Festive storage of artist Navid Nuur’s 100 Amsterdam vases at the IJzeren Kapel.
On Saturday 8 February, 100 Amsterdammers will bring artist Navid Nuur’s 100 city vases to the IJzeren Kapel during a festive programme.
Program
10 a.m.: first vase by district council chair Amélie Strens and director Lotte Terwel
11 a.m. – 4 p.m.: music by Jasmim Mandillo (cello); Galit Zadok (baroque flute, bassoon) & Punto Bawono (lute, baroque guitar); Marc Alberto (saxophone)
4:45 p.m.: art historian Cathelijne Blok addresses a column
5 p.m.: second to last vase by children’s mayor Rüya
17.15: drinks and take a look at the Iron Chapel
5:45 p.m.: last vase by Navid Nuur (close the Iron Chapel)
* With a valid ticket for the Oude Kerk, the programme is free to enter.
Amsterdam’s old city vault gets a new treasure
Artist Navid Nuur made a hundred vases in the Oude Kerk in recent months.
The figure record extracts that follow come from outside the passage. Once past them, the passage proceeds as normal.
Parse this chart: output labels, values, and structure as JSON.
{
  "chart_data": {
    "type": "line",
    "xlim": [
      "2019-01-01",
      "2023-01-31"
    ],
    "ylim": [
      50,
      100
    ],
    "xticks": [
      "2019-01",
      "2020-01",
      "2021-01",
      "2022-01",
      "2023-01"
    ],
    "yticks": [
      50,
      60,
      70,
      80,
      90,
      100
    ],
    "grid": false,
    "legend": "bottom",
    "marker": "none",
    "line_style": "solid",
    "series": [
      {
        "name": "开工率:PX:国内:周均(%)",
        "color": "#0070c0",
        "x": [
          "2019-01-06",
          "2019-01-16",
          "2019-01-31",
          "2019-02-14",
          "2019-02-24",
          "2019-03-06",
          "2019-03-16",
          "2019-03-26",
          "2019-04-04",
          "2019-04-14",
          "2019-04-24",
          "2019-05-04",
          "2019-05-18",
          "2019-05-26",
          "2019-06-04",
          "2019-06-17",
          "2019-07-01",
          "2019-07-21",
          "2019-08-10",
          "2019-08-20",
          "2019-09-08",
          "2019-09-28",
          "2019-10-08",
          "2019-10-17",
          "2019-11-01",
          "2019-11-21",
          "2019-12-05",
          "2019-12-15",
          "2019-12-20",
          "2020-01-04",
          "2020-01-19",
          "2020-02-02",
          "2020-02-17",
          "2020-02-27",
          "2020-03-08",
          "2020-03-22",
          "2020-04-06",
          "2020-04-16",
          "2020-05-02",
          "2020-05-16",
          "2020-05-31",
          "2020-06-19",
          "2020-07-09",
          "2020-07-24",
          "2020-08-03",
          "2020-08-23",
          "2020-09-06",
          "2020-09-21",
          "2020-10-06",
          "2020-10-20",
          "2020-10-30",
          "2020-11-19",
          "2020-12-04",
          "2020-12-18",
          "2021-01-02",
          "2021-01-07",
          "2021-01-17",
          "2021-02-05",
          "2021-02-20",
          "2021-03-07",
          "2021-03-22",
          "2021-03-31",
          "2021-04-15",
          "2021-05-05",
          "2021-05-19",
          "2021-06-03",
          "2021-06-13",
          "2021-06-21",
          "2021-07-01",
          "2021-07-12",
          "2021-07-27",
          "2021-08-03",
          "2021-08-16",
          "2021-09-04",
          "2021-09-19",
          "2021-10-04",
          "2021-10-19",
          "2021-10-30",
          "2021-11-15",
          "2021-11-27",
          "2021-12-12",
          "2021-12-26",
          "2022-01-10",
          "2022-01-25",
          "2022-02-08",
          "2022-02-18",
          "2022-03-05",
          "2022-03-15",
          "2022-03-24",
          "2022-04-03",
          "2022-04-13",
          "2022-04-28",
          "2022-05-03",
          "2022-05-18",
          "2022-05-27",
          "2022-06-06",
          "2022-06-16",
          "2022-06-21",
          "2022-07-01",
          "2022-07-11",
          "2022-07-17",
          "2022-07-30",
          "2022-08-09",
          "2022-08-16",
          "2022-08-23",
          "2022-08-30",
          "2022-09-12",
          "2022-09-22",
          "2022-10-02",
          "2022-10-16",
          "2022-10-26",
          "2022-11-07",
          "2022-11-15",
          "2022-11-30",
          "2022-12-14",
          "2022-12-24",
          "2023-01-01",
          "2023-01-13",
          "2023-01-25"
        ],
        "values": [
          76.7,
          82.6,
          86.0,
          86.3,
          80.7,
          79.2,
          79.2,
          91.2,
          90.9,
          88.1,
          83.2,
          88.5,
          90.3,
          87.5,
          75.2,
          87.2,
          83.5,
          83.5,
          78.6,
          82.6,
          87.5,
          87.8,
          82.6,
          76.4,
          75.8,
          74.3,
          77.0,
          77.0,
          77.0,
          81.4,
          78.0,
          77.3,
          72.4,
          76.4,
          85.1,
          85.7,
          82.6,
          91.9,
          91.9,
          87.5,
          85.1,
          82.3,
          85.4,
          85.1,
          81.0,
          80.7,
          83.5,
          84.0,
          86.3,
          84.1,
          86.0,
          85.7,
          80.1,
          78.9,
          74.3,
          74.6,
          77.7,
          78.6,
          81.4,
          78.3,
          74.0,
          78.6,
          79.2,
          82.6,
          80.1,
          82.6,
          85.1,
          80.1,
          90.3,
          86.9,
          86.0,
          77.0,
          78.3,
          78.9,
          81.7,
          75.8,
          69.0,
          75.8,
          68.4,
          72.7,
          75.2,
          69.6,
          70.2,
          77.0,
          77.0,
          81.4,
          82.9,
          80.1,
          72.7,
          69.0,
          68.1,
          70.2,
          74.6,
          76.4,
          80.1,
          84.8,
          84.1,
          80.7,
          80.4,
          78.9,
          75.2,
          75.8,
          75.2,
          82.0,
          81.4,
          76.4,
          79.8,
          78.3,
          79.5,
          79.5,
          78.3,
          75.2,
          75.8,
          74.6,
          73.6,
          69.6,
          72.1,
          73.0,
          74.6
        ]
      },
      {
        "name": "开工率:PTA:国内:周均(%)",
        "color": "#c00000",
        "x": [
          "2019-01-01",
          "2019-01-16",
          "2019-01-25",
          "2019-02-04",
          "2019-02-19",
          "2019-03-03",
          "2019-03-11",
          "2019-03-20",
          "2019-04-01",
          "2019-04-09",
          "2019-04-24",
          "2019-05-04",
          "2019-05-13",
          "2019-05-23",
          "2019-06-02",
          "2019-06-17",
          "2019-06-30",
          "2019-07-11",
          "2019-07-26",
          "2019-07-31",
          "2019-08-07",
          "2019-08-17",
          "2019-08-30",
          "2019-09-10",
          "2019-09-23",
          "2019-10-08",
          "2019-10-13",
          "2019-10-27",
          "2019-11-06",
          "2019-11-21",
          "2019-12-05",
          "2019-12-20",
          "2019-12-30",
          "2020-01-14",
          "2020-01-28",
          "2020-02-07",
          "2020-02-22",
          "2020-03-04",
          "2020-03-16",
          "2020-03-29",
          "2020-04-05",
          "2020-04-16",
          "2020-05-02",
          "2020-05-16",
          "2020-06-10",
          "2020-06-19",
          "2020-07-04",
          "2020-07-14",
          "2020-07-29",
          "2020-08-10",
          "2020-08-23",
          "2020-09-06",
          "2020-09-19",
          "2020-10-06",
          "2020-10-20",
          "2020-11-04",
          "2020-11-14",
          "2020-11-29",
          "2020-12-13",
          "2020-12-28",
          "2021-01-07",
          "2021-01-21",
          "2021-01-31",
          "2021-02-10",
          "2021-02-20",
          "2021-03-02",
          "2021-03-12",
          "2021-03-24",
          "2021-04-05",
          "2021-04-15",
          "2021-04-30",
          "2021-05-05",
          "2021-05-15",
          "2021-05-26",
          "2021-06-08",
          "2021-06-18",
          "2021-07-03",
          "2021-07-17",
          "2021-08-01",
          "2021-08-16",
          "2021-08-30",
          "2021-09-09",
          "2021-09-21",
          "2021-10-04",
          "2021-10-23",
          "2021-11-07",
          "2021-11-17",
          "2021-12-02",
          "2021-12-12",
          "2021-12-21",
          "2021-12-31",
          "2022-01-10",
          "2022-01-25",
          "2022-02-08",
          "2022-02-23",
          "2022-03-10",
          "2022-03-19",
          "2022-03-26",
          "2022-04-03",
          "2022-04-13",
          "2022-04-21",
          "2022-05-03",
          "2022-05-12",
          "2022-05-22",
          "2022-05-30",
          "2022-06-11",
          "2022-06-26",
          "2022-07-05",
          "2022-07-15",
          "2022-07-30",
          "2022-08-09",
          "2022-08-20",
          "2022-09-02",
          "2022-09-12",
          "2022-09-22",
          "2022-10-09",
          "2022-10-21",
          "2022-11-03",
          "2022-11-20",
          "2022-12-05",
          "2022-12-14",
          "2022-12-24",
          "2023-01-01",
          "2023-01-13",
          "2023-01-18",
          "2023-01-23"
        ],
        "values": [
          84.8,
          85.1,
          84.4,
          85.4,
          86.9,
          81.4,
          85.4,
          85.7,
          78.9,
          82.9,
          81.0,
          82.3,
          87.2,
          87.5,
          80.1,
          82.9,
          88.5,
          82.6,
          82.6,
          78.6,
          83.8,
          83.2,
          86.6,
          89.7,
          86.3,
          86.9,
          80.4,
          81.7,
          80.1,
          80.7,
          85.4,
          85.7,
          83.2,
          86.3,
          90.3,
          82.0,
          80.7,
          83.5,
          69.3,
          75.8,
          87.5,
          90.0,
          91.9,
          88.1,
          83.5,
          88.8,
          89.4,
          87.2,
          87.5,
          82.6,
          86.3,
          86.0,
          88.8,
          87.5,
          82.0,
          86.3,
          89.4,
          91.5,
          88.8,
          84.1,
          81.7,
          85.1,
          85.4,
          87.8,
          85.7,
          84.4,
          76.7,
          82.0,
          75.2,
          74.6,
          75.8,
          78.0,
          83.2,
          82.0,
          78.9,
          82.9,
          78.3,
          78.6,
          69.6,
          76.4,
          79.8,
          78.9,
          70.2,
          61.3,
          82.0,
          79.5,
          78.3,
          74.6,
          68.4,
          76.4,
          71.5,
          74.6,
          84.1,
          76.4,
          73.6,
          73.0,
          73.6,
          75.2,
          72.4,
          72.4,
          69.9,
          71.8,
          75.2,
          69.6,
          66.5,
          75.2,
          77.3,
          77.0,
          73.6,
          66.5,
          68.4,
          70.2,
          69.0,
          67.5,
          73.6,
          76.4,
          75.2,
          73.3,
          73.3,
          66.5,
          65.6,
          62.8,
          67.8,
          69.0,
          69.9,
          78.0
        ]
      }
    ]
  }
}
He took them into the city and rolled them against facades, doors, bridges and street furniture. In this way, he provided the vases with literal impressions of the city. He collected the vases’ glaze from all over Amsterdam, the city that will celebrate its 750th anniversary in 2025. He mixed what he found with minerals handed in by Amsterdammers to the Oude Kerk in recent months. Think sand, bottle glass from cafés, ashes from the waste power plant, shells from the IJ, but also milk teeth and old bicycle locks. Nuur wanted to make the vases because he wanted to make the soul of Amsterdam tangible in an ancient utensil. By using soil and glaze from the city, Navid Nuur wants to charge the vases with Amsterdam energy like a true alchemist.

One hundred vases for one hundred years of art
Navid Nuur sees the hundred vases as the engine for another hundred years of art in the Oude Kerk. The Iron Chapel is Amsterdam’s old city vault in the oldest building in Amsterdam. For centuries, among other things, the city’s birth certificate – the Tolprivilege – was safely stored there. On 8 February, the chapel will regain its function and be filled with a new treasure for Amsterdam. For the next hundred years, the vases will be kept in the chapel. Every year, a city vase from the chapel will be auctioned on Amsterdam’s birthday. Nuur wants the Oude Kerk to use the proceeds to allow artists in all their future manifestations to create new work over the next hundred years.

750 years of Amsterdam
Navid Nuurs’ project NN XXX ties in with Amsterdam’s 750th anniversary celebrations. Starting in 2025, one vase will be auctioned every year on 27 October (Amsterdam’s birthday). In 2125, exactly one hundred years later, the last vase will leave the chapel and When Doubt Turns into Destiny will be complete.
About the exhibition
From 7 September 2024 to 9 February 2025/2125, the Oude Kerk presents a new large-scale context-specific exhibition by Navid Nuur (Tehran, 1976 – lives and works in The Hague). Nuur invites you to experience the church sensorially. He peels off the history of Amsterdam’s oldest building into experiences that are about the here and now: about seeing, smelling, hearing, earth, air and light. At the same time, an important part of the exhibition comes to an end only a hundred years from now.